HPDC is very pleased to announce the appointment of two new members to the HPDC Technical Committee: Sara Cederberg, Healthy Materials Program Manager at Google/REWS; John Ullman, Sustainability Manager in the Harvard University Office for Sustainability. Sara and John were appointed by the HPDC Board of Directors, following an open call for applicants, to fill two seats that had become open on the Technical Committee.
The HPDC Technical Committee, composed of seventeen representatives of the HPDC membership, is appointed by the HPDC Board of Directors to oversee the evolution of the HPD Open Standard. The Technical Committee focuses on driving forward the Standard to reflect the learning that is occurring as more and more HPD reports – now over 5,000 have been published by over 500 manufacturers – are being used to support product and ingredient selection by both the design community and manufacturers. Continual improvement to make transparency and material health information easier to create and use is critical for scaling adoption to a much broader community of practice.
Sara and John are both highly experienced practitioners of sustainability, and represent organizations – Google and Harvard, respectively – that are global leaders in transparency and material health.
- Sara Cederberg recently joined Google’s Real Estate and Workplace Services Sustainability Team as the Healthy Materials Program Manager. Google’s Healthy Materials Program aims to ensure all of the products and materials used within Google’s buildings are one day safe and circular – that is, products made from safer ingredients with clean supply chains and can be reused at the end of life. Prior to joining Google, Sara worked for the U.S. Green Building Council for seven years primarily on the content development for the LEED Rating System. She led the effort to include transparency requirements for products and materials in LEED. She has collaborated closely with HPDC, HBN, C2C, and others in the Ecosystem for many years. She has served on several related committees, including the Governance Committee for the EPA Draft Guidelines for Product Environmental Performance Standards and Ecolabels for Voluntary Use in Federal Procurement, the Steering committee for the BizNGO Chemical Footprint Project and the AIA Materials Knowledge Working Group. Sara is a licensed architect.
- John Ullman has been a Sustainability Manager in Harvard University’s Office for Sustainability since 2016, serving a critical role in the development and implementation of the University’s innovative program, the Healthier Building Materials Academy. In just the last few years, John has been involved in over 30 major capital projects, representing more than 3 million square feet on campus, and worked with over a hundred manufacturers to increase ingredient transparency in their products and move them further to optimize for health. Prior to joining Harvard University, John was the Sr. Strategic Initiatives Coordinator in Johns Hopkins University’s Office of Sustainability and worked as a cancer researcher at Johns Hopkins School of Medicine. John earned Master of Business Administration and Master of Environmental Management degrees from Duke University, and graduated from Johns Hopkins University with a Bachelor of Science degree in Molecular and Cellular Biology.

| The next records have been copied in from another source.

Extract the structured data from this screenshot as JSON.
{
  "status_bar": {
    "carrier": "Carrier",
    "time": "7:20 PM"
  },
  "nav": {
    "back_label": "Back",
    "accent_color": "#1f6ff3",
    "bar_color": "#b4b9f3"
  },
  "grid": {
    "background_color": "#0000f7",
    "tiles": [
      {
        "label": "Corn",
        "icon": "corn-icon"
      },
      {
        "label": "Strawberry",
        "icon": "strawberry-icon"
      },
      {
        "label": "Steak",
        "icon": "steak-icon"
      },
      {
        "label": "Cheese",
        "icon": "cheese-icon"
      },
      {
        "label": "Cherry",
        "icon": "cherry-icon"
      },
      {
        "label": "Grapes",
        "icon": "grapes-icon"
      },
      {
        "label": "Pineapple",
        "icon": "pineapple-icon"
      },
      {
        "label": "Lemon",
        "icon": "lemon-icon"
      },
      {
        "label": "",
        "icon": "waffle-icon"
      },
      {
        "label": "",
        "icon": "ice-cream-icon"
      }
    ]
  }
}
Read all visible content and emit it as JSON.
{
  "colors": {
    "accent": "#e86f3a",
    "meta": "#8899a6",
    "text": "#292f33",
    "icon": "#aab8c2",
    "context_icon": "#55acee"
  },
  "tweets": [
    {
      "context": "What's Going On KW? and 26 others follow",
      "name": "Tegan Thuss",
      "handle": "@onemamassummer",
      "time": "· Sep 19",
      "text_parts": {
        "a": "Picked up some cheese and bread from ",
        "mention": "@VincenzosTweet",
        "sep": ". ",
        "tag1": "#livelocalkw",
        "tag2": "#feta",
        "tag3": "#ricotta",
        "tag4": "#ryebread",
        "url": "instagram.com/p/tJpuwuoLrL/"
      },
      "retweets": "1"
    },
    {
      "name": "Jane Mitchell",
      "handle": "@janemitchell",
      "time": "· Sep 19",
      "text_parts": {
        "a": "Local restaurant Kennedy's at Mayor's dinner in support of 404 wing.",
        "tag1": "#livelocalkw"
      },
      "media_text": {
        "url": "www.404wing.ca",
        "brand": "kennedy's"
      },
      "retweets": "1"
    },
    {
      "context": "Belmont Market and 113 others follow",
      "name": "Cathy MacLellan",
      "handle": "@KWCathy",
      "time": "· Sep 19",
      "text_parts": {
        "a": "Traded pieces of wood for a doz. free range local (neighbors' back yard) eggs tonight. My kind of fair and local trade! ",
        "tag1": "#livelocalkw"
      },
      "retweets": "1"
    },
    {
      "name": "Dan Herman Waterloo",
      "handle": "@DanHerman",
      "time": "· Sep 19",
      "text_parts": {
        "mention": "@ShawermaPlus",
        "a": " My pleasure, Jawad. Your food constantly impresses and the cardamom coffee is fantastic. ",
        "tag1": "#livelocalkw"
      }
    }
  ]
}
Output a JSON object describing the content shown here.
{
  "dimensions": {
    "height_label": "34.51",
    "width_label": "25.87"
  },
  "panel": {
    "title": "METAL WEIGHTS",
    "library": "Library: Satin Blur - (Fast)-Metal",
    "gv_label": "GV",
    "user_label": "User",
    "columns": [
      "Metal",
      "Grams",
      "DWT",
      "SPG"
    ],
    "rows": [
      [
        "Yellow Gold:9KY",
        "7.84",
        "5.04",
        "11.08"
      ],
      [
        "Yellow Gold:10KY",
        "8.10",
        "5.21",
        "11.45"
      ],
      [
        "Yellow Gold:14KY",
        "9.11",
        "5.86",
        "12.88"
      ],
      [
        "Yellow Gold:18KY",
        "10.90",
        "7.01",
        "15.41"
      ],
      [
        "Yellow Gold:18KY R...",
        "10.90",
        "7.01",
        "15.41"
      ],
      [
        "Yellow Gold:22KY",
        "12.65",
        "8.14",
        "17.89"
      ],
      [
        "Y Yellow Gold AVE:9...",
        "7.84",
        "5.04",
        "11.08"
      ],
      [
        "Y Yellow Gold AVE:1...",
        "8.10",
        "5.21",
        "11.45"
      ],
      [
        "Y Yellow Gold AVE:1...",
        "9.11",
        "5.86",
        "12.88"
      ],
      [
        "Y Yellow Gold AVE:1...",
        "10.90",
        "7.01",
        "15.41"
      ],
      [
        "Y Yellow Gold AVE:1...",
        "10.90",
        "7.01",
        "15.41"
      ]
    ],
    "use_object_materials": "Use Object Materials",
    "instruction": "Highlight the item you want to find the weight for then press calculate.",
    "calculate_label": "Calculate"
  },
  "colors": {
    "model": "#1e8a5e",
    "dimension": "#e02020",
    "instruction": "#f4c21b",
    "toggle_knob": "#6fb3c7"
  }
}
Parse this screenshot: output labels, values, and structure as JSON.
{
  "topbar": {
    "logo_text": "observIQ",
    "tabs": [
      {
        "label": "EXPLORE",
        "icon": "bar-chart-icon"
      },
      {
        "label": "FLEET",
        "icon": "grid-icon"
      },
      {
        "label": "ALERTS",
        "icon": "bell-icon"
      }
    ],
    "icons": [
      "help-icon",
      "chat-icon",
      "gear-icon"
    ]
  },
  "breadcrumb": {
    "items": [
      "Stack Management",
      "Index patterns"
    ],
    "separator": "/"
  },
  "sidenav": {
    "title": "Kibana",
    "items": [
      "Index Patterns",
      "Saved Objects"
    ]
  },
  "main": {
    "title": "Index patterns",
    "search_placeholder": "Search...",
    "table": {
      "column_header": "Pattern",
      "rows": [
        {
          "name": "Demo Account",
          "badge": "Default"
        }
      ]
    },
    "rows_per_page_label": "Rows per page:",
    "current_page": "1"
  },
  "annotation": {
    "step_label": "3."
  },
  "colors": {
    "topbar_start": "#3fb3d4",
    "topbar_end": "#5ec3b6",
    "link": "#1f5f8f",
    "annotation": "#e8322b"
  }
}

“HPD Collaborative is delighted to have Sara and John as members of our Technical Committee, where they join an equally remarkable group of HPDC members who are committed to the advancement of transparency and material health practice,” commented Amanda Kaminsky, HPDC Board Chair. “The tremendous progress of the open HPD initiative – and, indeed, our entire community of practice – has been made possible by the largely voluntary contributions of many dedicated practitioners. Congratulations to Sara and John on their new Technical Committee roles.”
HPDC Technical Committee Chair Mike Manzi says, “Over the past four years, HPDC has focused on strengthening our governance of the HPD Open Standard, through the creation of a revamped Technical Committee and Technical Sub-Groups, and establishing an annual revision process. These moves have enabled us to respond to new ideas rapidly, while maintaining rigorous review. We have a strong focus on working across the entire ecosystem to learn from diverse experience, and to maintain harmonization of the Standard within a growing community of practice.”